Venedig lächelte mich an wie eine Geliebte, die auf mich gewartet hatte. In den Jahrhunderten, die sie geduldig aus dem Fenster gestarrt hatte, war sie schön und ruhig geworden. Ihre Juwelen klimperten, als sie ihre sanften, warmen Arme für die langersehnte Umarmung öffnete, die Schicksal und Endzweck zugleich war. Sie kicherte leise, da endlich alles so war, wie es die Logik verlangte. Falls sie etwas von einer Ewigkeit flüsterte, so wusste sie genau, wovon sie sprach. Sie hatte ausreichend Kleider für die vielen Feste, die es nun zu feiern gab.

Man kann in keiner schöneren Stadt ankommen als Venedig, wenn eine Geliebte auf einen wartet. Clio war vorausgereist. Wir hatten die Aufgaben verteilt. Ich lieferte unsere alten Wohnungen besenrein ab und erledigte die Formalitäten mit den Vermietern, sie fuhr nach Venedig, um unser neues Zuhause vorzubereiten und die Möbelpacker zu empfangen. Wir besaßen nicht viel. Einzig Clios Bücher stapelten sich in Vielzahl. Ich hatte bereits früher gewitzelt, dass sie einen schweren Beruf habe. Und auch der Witz, dass kunsthistorische Studien immer so ge-wichtig sind, war nicht neu. Dennoch, so verkündete sie mir am Telefon, sei der Umzug gut verlaufen. Sie habe bereits mit dem Auspacken der Kartons begonnen. Sie warte auf mich. Sie liebe mich.

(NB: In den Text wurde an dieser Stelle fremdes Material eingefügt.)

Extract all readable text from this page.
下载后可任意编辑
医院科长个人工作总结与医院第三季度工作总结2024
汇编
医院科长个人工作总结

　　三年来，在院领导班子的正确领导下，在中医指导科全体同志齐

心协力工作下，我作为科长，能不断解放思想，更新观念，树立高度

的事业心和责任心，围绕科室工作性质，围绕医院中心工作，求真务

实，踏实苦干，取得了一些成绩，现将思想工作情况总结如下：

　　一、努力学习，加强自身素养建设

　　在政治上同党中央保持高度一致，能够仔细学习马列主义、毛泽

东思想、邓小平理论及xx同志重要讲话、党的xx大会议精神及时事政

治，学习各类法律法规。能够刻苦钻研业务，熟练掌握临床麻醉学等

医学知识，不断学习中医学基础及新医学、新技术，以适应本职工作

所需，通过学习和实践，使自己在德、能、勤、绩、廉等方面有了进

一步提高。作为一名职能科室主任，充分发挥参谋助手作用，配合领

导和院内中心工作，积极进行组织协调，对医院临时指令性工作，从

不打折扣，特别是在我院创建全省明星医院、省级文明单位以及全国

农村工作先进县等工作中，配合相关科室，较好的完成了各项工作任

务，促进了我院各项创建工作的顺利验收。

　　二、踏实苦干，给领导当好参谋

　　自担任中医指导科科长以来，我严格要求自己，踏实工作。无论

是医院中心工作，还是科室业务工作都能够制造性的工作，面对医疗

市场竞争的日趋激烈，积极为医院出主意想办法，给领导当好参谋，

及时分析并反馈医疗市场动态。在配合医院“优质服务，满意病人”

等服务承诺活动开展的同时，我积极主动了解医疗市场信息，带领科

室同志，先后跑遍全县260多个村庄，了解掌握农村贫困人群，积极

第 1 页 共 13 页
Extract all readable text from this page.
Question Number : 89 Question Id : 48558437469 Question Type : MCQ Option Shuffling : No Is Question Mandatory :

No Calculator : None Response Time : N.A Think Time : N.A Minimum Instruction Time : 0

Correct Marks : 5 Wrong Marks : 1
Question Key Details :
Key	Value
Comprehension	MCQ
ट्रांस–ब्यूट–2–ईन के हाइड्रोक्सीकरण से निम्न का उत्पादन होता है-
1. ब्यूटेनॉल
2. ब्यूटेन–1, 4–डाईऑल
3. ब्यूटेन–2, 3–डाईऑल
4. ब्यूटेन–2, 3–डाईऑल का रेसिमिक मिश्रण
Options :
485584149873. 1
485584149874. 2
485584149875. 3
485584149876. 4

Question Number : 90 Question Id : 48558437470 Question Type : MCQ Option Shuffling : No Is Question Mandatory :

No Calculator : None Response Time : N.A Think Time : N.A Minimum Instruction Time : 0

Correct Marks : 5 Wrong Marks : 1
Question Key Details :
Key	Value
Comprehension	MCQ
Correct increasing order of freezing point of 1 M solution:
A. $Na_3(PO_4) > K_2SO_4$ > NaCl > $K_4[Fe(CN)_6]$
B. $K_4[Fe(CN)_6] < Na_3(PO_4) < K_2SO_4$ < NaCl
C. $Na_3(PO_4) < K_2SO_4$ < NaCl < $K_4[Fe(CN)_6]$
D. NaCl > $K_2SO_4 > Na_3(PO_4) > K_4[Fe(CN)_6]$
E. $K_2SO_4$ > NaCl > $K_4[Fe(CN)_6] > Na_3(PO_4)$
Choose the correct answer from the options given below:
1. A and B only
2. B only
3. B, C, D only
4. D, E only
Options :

Irgendwo hinter den verführerisch dreinblickenden Häusern im seufzerreichen Prunkgrab dieser Stadt musste es eine Straße namens Calle Nuova Sant’Agnese geben. Ich brauchte nur diese Straße zu finden, um Clio zu finden, in einem Umzugs-T-Shirt und einer Jogginghose, das lange, dunkle Haar zu einem praktischen Knoten geschlungen und auf der Nase vielleicht einen Farbklecks, ganz so wie in einer Immobilienreklame. Junge Pärchen inmitten von Umzugskartons in einem Haus, wo immer die Sonne scheint und das Leben erst noch beginnen muss. Und am Abend wird sie dann ihr Ballkleid anziehen, und wir rauschen Hand in Hand über Plätze, durch Gassen und an schwarzen Kanälen vorbei den neuen Abenteuern entgegen und bescheren der reichen Historie, die der Stadt wie eine Flut bis zum Halse reicht, noch eine glamouröse Geschichte.

2


Ich hatte kein Gepäck. Meine Sachen hatte ich mit der Spedition vorausgeschickt. Ich wollte zu Fuß gehen. Ich freute mich darauf. Während der Zugreise war genug Zeit geblieben, mir mithilfe des Handys die Route vom Bahnhof zur Calle Nuova Sant’Agnese einzuprägen. Es bestand kaum die Möglichkeit, sich zu verlaufen. Unter anderen Umständen hätte ich mich gern auf ein wenig Verirren eingelassen, doch im Moment hielt ich es lieber mit der Zielstrebigkeit. Ich wollte Clio sehen.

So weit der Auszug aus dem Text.